In spite of this, their influence remained alive. But towards the end of the 19th century, when the foundations of the Argentine nation were laid, key figures like President Domingo Sarmiento (1868-1874) threw the doors of the country open to white European immigrants and disdained the contribution of black and indigenous peoples.
According to Miriam Gomes, head of the Cape Verdean Mutual Aid Society of Dock Sud, a district near the port of Buenos Aires, the recent influx of African immigrants, since the 1990s, has had the effect of holding up a mirror for the descendants of earlier arrivals to see themselves, an experience they had been denied for centuries.
That is why, lately, the score or so of Afro-descendants' organisations in Argentina, in Buenos Aires and in the country's provincial cities, are trying to emerge from the shadows and proclaim their cultural values, or rediscover them if they have lost all contact with their roots.
"Some people look shocked when we tell them that their kinky hair might mean they have black ancestors," Victoria Díaz of the Cape Verdean Society told IPS. She said that some time ago, a blond white man who had information about a possible African ancestor was surprised when this was confirmed.
The organisations are also trying to shed light on African contributions to typical expressions of national culture, including traditional dances like the tango, the milonga, or the chacarera, as well as candombe. There are also African influences in literature, cuisine, religion and the language.
"In Argentina, the word 'quilombo' means a complete mess, something disorganised or poorly put together, but for us the Quilombo of Palmares is our pride and joy," said Bonga, referring to a settlement of former slaves who escaped from Brazilian plantations during Portuguese colonial rule.
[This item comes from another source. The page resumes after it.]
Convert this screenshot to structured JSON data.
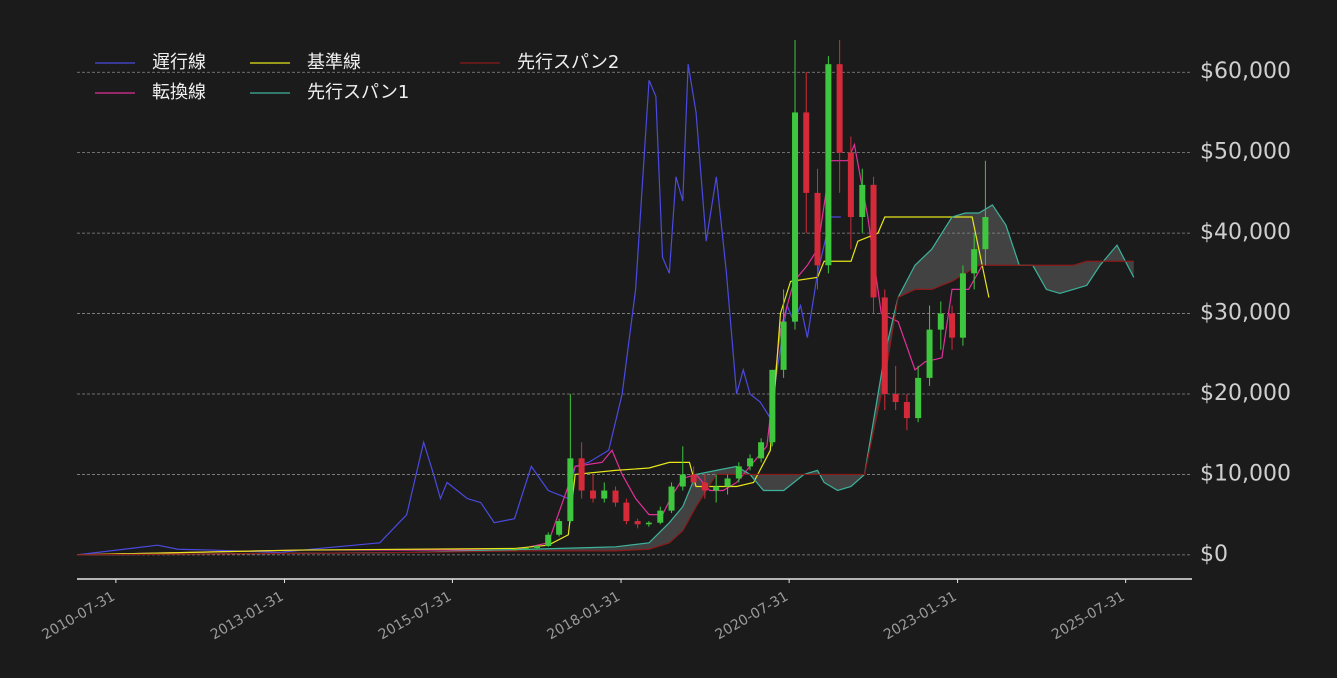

As part of their bid for heightened recognition, the communities held the first "Black Argentina" Festival in Buenos Aires in late May, with performances by music and dance groups, a display of musical instruments, and tables with information about the different Afro-descendants' organisations in the country.
Gómes is in charge of a project titled "Support for the Afro-Argentine Population and Its Grassroots Organisations", aimed at making their work more visible. The project's goal is to foster unity among the descendants of enslaved Africans and Cape Verdeans who arrived in the late 19th century, and recent black immigrants from Africa, Brazil, Uruguay, Peru and the Caribbean.
These communities are not represented in the media or the educational system, Bonga said. "We only appear in school plays as vendors of candles and pastries," she complained, about celebrations of the country's independence in which black people are portrayed only in the servant roles forced on them in colonial society.